Kurtzman uses what we might call ‘sequential exaggeration’ – each panel pushes the idea a bit further. We see the same technique on the facing page – Big buys a puppy, but it keeps chewing things to destruction: a bone, a slipper, a chair, a metal lamp, and finally, Big himself.

About a third of the way through Kurtzman makes a step change, and really goes to town with the invention and humorous references to the comics form. On one page Big is trying to open a over-boiled egg- he throws it at the floor and it ricochets dangerously off the sides of the panel. It’s eggs again on page 146: Big is showing off his flipping prowess. Behind the back he flips the omelette in the air and goes to chop some potatoes before coming back to catch it. He does a somersault and the egg stays still. The punchline here is he’s flipped the panel over – it’s a drawing of a blank piece of a paper with a corner folded over to show ‘the end’.

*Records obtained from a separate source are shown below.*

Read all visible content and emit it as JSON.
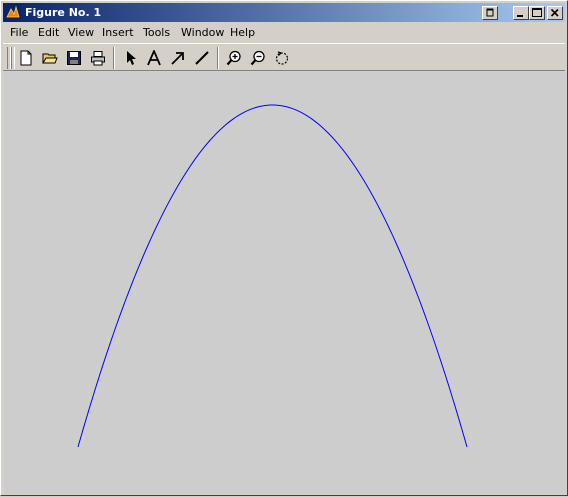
{
  "window": {
    "title": "Figure No. 1",
    "controls": [
      "extra-button",
      "minimize",
      "maximize",
      "close"
    ]
  },
  "menubar": {
    "items": [
      "File",
      "Edit",
      "View",
      "Insert",
      "Tools",
      "Window",
      "Help"
    ]
  },
  "toolbar": {
    "buttons": [
      "new-figure",
      "open-file",
      "save",
      "print",
      "edit-plot-arrow",
      "insert-text",
      "insert-arrow",
      "insert-line",
      "zoom-in",
      "zoom-out",
      "rotate-3d"
    ]
  },
  "colors": {
    "title_bar_start": "#0a246a",
    "title_bar_end": "#a6caf0",
    "figure_background": "#cdcdcd",
    "curve": "#0000ff"
  },
  "chart_data": {
    "type": "line",
    "title": "",
    "xlabel": "",
    "ylabel": "",
    "axes_visible": false,
    "grid": false,
    "series": [
      {
        "x": [
          -1,
          -0.75,
          -0.5,
          -0.25,
          0,
          0.25,
          0.5,
          0.75,
          1
        ],
        "y": [
          0,
          0.4375,
          0.75,
          0.9375,
          1,
          0.9375,
          0.75,
          0.4375,
          0
        ]
      }
    ],
    "xlim": [
      -1,
      1
    ],
    "ylim": [
      0,
      1
    ]
  }
}
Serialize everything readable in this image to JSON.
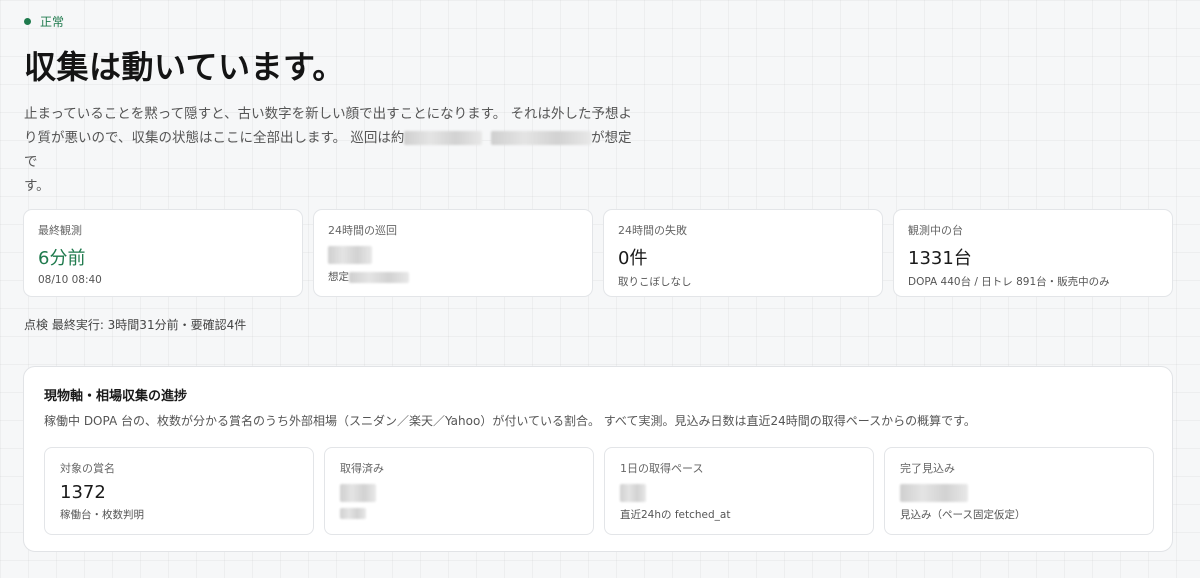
{
  "status": {
    "label": "正常",
    "color": "#1f7a4d"
  },
  "page_title": "収集は動いています。",
  "description": {
    "line1": "止まっていることを黙って隠すと、古い数字を新しい顔で出すことになります。 それは外した予想よ",
    "line2_prefix": "り質が悪いので、収集の状態はここに全部出します。 巡回は約",
    "line2_suffix": "が想定で",
    "line3": "す。"
  },
  "stats": [
    {
      "label": "最終観測",
      "value": "6分前",
      "sub": "08/10 08:40"
    },
    {
      "label": "24時間の巡回",
      "value": "",
      "sub": "想定"
    },
    {
      "label": "24時間の失敗",
      "value": "0件",
      "sub": "取りこぼしなし"
    },
    {
      "label": "観測中の台",
      "value": "1331台",
      "sub": "DOPA 440台 / 日トレ 891台・販売中のみ"
    }
  ],
  "check_line": "点検 最終実行: 3時間31分前・要確認4件",
  "progress": {
    "title": "現物軸・相場収集の進捗",
    "description": "稼働中 DOPA 台の、枚数が分かる賞名のうち外部相場（スニダン／楽天／Yahoo）が付いている割合。 すべて実測。見込み日数は直近24時間の取得ペースからの概算です。",
    "cards": [
      {
        "label": "対象の賞名",
        "value": "1372",
        "sub": "稼働台・枚数判明"
      },
      {
        "label": "取得済み",
        "value": "",
        "sub": ""
      },
      {
        "label": "1日の取得ペース",
        "value": "",
        "sub": "直近24hの fetched_at"
      },
      {
        "label": "完了見込み",
        "value": "",
        "sub": "見込み（ペース固定仮定）"
      }
    ]
  }
}
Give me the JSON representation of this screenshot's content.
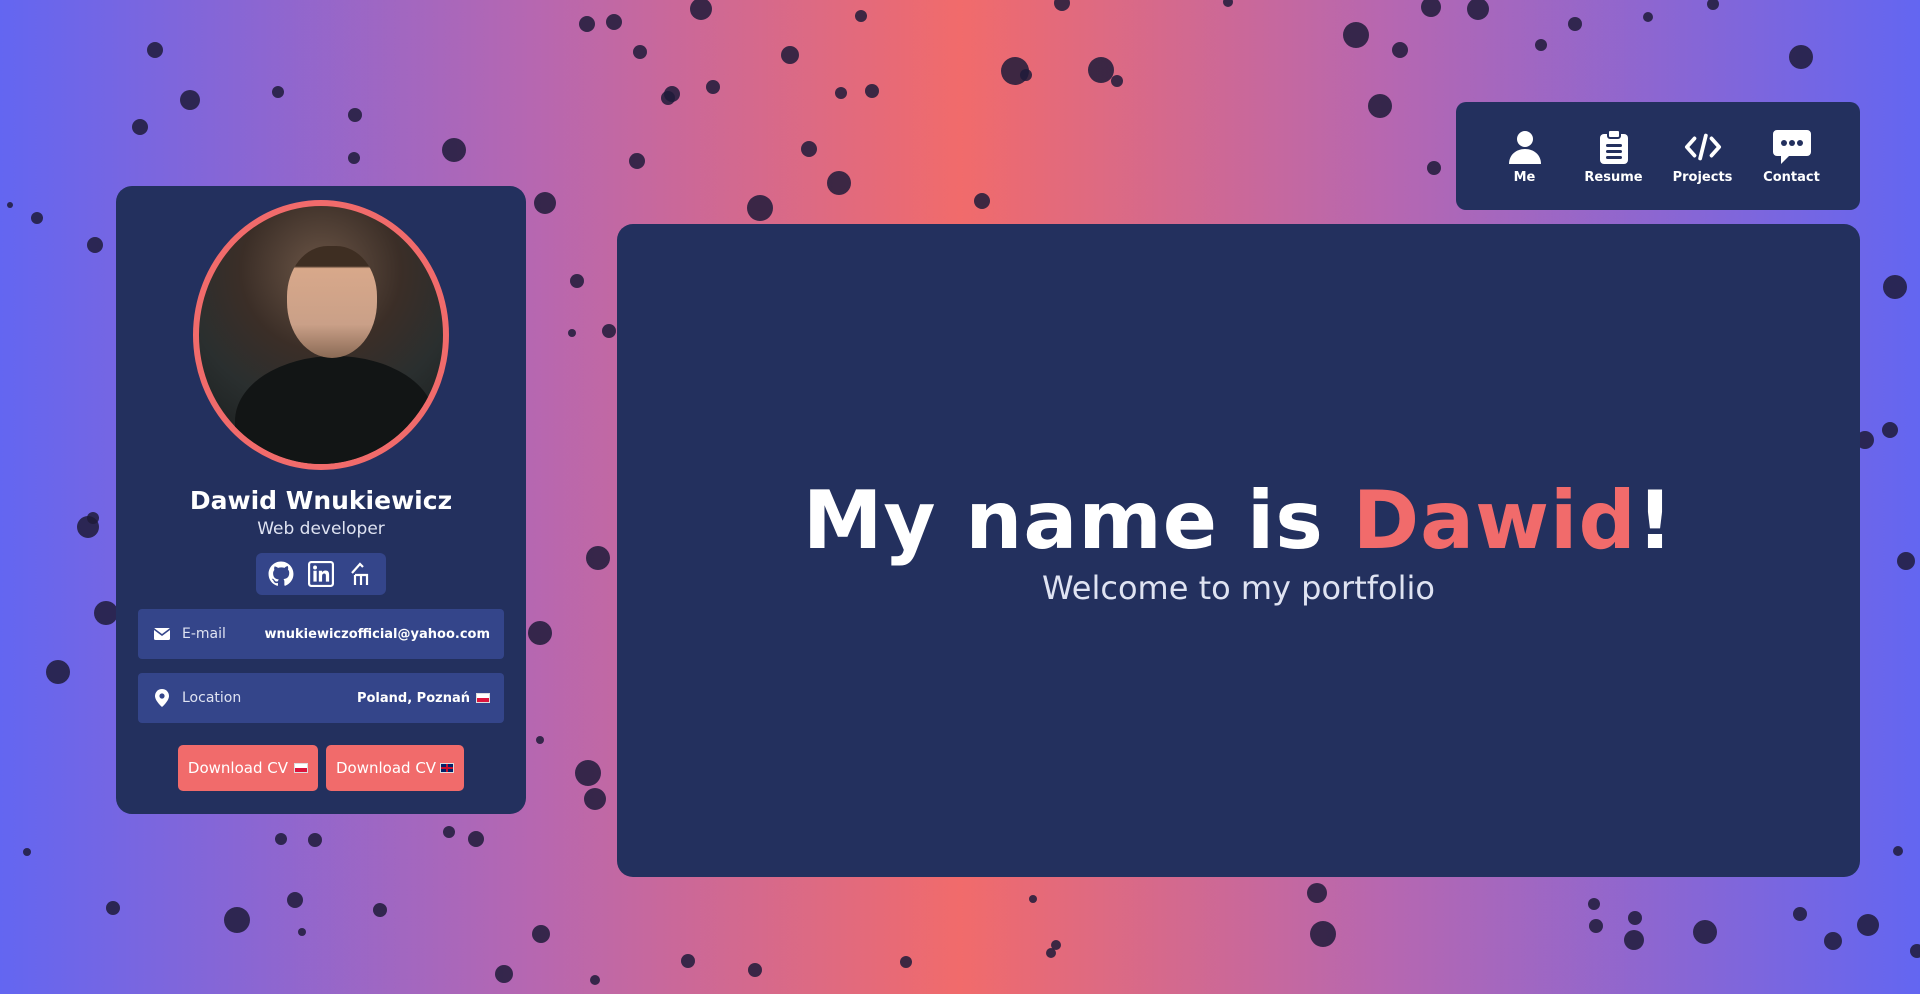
{
  "profile": {
    "name": "Dawid Wnukiewicz",
    "role": "Web developer",
    "email_label": "E-mail",
    "email_value": "wnukiewiczofficial@yahoo.com",
    "location_label": "Location",
    "location_value": "Poland, Poznań",
    "download_pl": "Download CV",
    "download_en": "Download CV",
    "socials": [
      "github-icon",
      "linkedin-icon",
      "hashnode-icon"
    ]
  },
  "nav": {
    "items": [
      {
        "label": "Me",
        "icon": "user-icon"
      },
      {
        "label": "Resume",
        "icon": "clipboard-icon"
      },
      {
        "label": "Projects",
        "icon": "code-icon"
      },
      {
        "label": "Contact",
        "icon": "chat-icon"
      }
    ]
  },
  "hero": {
    "prefix": "My name is ",
    "name": "Dawid",
    "suffix": "!",
    "subtitle": "Welcome to my portfolio"
  },
  "colors": {
    "panel": "#23305e",
    "accent": "#f16b6b",
    "row": "#34458a"
  }
}
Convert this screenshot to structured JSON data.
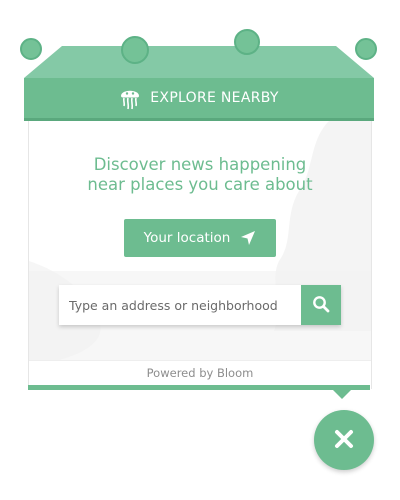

Kitchen Sink Press and editor John Benson are to be applauded for compiling this complete and chronological collection. Yet they were never intended to be read together, and, like babysitting boisterous children, the fun can exhausting. Benson’s introduction reports that EC boss Bill Gaines, spent an whole hour laughing out loud at them. That may not be guaranteed, but anyone with an interest in funny, inventive comics should enjoy these. Connoisseurs of the form can admire Kurtzman’s skill, restless development, formal games, and bold inking.

The last thirty-odd pages mop up various other Kurtzman shorts of the period, and highlight his range. Genius is a smart and ruthless kid – a proto psychopath. Egghead McDoodle is a more gentle humour, like Bushmiller’s Nancy. Potshot Pete though, most closely predicts his late, fluid, expressive art style, and the longer stories point directly to the style he would soon use in Mad.